Gerekçesi: “…818 sayılı Borçlar Kanununun 365 inci maddesinin ikinci fıkrasından farklı olarak, Tasarıda yükleniciye tanınan uyarlama hakkı çerçevesinde hâkimin takdir yetkisinden söz edilmesi yerine, bu hakkın mutlaka dava yoluyla kullanılması zorunlu olmayan yenilik doğurucu haklar içerdiği göz önünde tutularak, yüklenicinin hangi seçimlik haklarını ve hangi sıraya uyarak kullanabileceği belirtilmiştir.

…Maddenin ikinci fıkrasına, 818 sayılı Borçlar Kanununun 365 inci maddesinin ikinci fıkrasında yer verilmeyen bir cümle eklenmiştir…

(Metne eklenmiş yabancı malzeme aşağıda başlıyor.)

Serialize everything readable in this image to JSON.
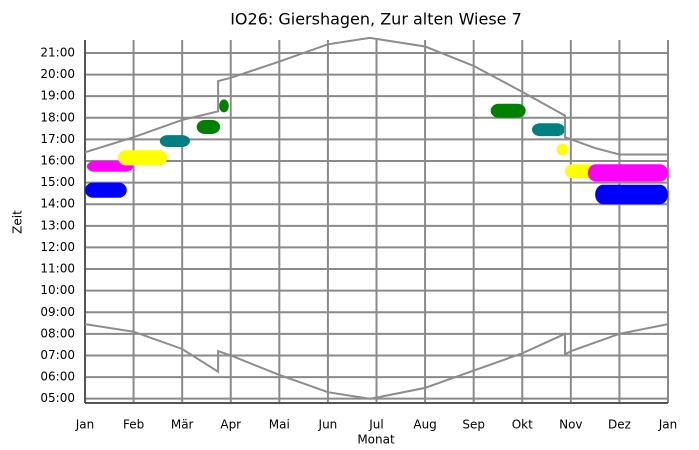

…Böylece, eser sözleşmesinin her zaman ani edimli bir sözleşme olarak kabul edilmesinin doğurabileceği hakkaniyete aykırı sonuçların önlenmesi amaçlanmıştır. Bilindiği gibi, 25/01/1984 tarih ve 1983/3 E., 1984/1 K. sayılı Yargıtay İçtihadı Birleştirme Kararı’nda, eser sözleşmesinin yüklenicinin temerrüde düşmesi nedeniyle, sözleşmenin işsahibi tarafından feshi hâlinde, uyuşmazlığın kural olarak 818 sayılı Borçlar Kanununun 106 ilâ 108 inci maddeleri hükümleri çerçevesinde çözümlenmesi gerektiği, ancak, olayın niteliği ve özelliğinin haklı gösterdiği durumlarda, Medenî Kanunumuzun 2 nci maddesi hükmünün gözetilerek, sözleşmenin feshinin ileriye etkili sonuç doğuracağı kabul edilmiştir. Tasarının 480 inci maddesinin ikinci fıkrasına eklenen cümleyle, yüklenicinin aynı maddenin ikinci fıkrasının birinci cümlesinde öngörülen sözleşmeden dönme hakkını kullanması durumunda da, menfaatler dengesinin gözetilmesi bakımından, öğretide savunulan ve Yüksek Mahkememizin de kabul ettiği görüşe uygun bir düzenleme yapılması zorunlu görülmüştür. Böylece, dürüstlük kurallarının gerektirdiği durumlarda yüklenici, ancak sürekli borç ilişkilerinde olduğu gibi, sadece ileriye etkili sonuçlar doğuran fesih hakkını kullanabilecektir.”